Roma, 30 gen — Se al mondo comandassero solo le donne, sostengono alcune frange del progressismo terminale, non vi sarebbero più ingiustizie, prevaricazione e violenza: questa enorme balla — sconfessata nero su bianco dall’operato di molte donne che in passato hanno ricoperto cariche di comando — trova l’ennesima smentita nel caso del dirigente Google Ryan Olohan, licenziato per aver rifiutato le avance da uno degli amministratori di più altro grado della compagnia.
Dirigente Google licenziato perché rifiuta le avance della capa
Secondo quanto riporta il DailyMail la top-dirigente autrice delle insistenti presunte molestie sarebbe Tiffany Miller. Gli avvicinamenti nei confronti di Olohan, secondo quanto riferito da lui, sarebbero iniziati nel corso di una cena avvenuta nel 2019. In quell’occasione la Miller avrebbe palpeggiato con insistenza l’oggetto delle sue attenzioni sessuali, toccandogli l’addome e complimentandosi con l’uomo per il suo fisico. Poi si sarebbe lamentata del proprio matrimonio, probabilmente per indurre Olohan a concedersi.
Un comportamento che l’uomo aveva immediatamente segnalato alle risorse umane di Google, ma che nessuno si era preso la briga di affrontare seriamente. Anzi: da quel momento in poi la Miller aveva messo in atto una serie di atteggiamenti vittimistici nei confronti di Olohan, denunciando presunte «microaggressioni» almeno fino al 2021.
La controffensiva
Olohan segnala un episodio, risalente proprio a quell’anno, in cui la Miller, ubriaca, lo avrebbe minacciato nel corso di un evento Google, creando una situazione imbarazzante, di estrema tensione. In quel frangente si era reso necessario l’intervento dei colleghi che avevano separato i due. La Miller si era in seguito scusata ma, fa sapere l’ex dirigente, «Sebbene Google fosse a conoscenza del fatto che le continue molestie di Miller derivassero dal rifiuto delle sue avance sessuali, ancora una volta non ha intrapreso alcuna azione legale».

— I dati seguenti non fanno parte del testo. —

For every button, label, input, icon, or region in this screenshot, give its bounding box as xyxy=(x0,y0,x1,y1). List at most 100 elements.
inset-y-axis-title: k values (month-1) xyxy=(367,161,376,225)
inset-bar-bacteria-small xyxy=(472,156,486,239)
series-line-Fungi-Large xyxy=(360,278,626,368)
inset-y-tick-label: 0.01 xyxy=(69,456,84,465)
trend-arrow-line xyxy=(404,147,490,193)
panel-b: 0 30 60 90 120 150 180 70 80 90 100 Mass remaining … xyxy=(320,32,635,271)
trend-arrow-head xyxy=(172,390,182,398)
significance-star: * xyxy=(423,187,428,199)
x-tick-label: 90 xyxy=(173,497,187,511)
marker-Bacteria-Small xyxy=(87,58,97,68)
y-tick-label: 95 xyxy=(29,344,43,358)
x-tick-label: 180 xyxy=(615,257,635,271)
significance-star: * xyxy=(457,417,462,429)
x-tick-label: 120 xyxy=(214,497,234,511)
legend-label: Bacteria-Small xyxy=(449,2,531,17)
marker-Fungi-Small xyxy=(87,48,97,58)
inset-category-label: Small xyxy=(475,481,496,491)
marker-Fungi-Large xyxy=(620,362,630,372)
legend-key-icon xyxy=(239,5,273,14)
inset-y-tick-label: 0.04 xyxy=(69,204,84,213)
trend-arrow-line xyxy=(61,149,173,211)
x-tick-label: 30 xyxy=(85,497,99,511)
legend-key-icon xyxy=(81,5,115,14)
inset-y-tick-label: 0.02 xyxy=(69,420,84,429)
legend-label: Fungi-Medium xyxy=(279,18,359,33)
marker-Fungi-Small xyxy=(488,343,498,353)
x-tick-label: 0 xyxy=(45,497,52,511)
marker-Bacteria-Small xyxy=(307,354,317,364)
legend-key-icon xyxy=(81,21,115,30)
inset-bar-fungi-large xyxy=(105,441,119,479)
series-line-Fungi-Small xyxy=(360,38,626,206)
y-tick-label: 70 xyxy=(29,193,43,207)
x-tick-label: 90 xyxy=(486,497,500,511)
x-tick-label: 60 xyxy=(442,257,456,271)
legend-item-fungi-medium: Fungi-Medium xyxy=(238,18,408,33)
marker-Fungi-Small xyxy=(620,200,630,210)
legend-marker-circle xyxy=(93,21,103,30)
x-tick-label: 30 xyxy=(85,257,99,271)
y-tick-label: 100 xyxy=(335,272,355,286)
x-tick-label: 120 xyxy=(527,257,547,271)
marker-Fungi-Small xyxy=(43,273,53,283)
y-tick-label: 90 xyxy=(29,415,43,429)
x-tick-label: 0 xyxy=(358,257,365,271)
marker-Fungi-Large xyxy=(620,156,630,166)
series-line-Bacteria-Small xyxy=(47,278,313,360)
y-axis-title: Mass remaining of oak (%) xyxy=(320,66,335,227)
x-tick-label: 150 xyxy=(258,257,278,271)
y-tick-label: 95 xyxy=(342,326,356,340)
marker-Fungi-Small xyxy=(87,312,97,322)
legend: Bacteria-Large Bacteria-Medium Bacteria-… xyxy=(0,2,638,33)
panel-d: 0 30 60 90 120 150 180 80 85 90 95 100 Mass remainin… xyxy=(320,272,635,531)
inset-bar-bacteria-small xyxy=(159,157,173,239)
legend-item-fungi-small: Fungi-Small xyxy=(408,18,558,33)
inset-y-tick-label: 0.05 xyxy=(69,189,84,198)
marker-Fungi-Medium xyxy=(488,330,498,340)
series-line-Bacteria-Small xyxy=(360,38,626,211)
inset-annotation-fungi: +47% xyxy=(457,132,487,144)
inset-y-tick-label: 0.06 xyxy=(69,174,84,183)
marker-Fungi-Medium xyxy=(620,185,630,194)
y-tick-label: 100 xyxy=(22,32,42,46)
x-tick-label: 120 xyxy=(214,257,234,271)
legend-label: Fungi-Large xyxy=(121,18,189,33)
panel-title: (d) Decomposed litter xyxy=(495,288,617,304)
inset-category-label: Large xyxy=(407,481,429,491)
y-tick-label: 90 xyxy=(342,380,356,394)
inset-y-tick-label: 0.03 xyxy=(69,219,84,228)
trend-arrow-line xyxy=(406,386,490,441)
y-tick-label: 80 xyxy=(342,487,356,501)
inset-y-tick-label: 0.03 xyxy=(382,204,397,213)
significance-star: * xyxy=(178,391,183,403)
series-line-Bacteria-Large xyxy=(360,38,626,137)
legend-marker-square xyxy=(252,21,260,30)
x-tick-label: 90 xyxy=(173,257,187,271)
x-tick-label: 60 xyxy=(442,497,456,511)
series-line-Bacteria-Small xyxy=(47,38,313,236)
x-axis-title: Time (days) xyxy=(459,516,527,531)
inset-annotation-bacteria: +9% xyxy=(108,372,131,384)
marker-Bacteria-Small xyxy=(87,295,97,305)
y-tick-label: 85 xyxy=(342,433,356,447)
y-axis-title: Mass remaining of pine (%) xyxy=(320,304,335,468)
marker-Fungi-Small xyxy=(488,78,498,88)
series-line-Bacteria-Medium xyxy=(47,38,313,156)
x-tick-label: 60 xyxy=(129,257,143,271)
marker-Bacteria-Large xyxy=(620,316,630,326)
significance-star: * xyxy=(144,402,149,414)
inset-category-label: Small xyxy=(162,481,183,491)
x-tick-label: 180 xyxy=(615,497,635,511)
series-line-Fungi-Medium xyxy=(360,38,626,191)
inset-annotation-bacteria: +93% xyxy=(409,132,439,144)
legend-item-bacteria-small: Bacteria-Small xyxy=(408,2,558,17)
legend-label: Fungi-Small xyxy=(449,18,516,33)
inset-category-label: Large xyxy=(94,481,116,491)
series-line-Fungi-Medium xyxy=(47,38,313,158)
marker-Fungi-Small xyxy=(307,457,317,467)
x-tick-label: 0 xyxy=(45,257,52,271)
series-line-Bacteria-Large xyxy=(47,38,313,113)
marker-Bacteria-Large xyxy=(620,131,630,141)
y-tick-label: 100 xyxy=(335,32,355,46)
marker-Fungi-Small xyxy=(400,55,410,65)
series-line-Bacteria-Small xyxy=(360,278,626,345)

Al triste episodio erano seguiti alcuni mesi di grande pressione della Miller nei confronti di Olohan, in cui lo aveva costretto a licenziare un impiegato uomo per far posto a una donna. Il mese successivo era arrivato il benservito anche per Olohan, dopo 16 anni di servizio nell’azienda, con l’assurdo pretesto di «non essere inclusivo». Alla faccia del «maschilismo tossico».